Freddie was due to go down for his afternoon nap so Henrique asked William if he would like to accompany him to The Thinking Place – which was the name they had given to the stand of trees at the top of the hill. Henrique was still in the process of constructing his Mind Tree and William was helping him with that.
'I have some things I need to put in the Brig in my Mind Ship, too,' the little boy explained. He wanted to get the last of the memories of that horrible day locked up before he returned to the hotel. He'd taken care of most of them but, just this morning, the image of a hand, holding a gun, resting on a banister had popped unbidden into his mind so he needed to secure that away.

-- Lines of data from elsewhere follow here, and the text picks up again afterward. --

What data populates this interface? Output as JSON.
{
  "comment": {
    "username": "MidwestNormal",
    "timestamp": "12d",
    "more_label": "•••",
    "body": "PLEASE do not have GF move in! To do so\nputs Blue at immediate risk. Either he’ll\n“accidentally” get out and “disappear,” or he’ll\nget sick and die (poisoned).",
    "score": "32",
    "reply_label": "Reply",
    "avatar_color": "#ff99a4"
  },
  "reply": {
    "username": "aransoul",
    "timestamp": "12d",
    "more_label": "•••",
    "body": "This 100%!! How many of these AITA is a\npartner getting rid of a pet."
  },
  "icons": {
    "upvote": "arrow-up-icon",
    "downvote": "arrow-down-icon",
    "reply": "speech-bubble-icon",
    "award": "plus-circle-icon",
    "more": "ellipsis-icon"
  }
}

They walked up the hill, chatting in a companionable way. Henrique had grown very fond of the Hooper-Holmes family, over the preceding five weeks but especially of William. The little boy was so serious and intense, old beyond his years. He looked at everything with an enquiring eye and noticed how things connected together in unusual ways.
But he was also just a five-year-old boy who enjoyed a bit of rough and tumble, who got grouchy when he was over-tired and who loved to play pirates. Having no children of his own and no nephews or nieces who were particularly close, Henrique had never imagined what it might be like to be a grandfather but, when he was with William and Freddie, he thought he understood how that special relationship could be shared between two generations separated by a third.
On reaching the stand of trees, they threaded their way through to the one special tree – right in the centre – and Henrique spread the blanket they had brought, just for this purpose, on the ground. They sat down and each went into their own Mind Place – the boy to his ship and the man to his tree – and went about their individual tasks.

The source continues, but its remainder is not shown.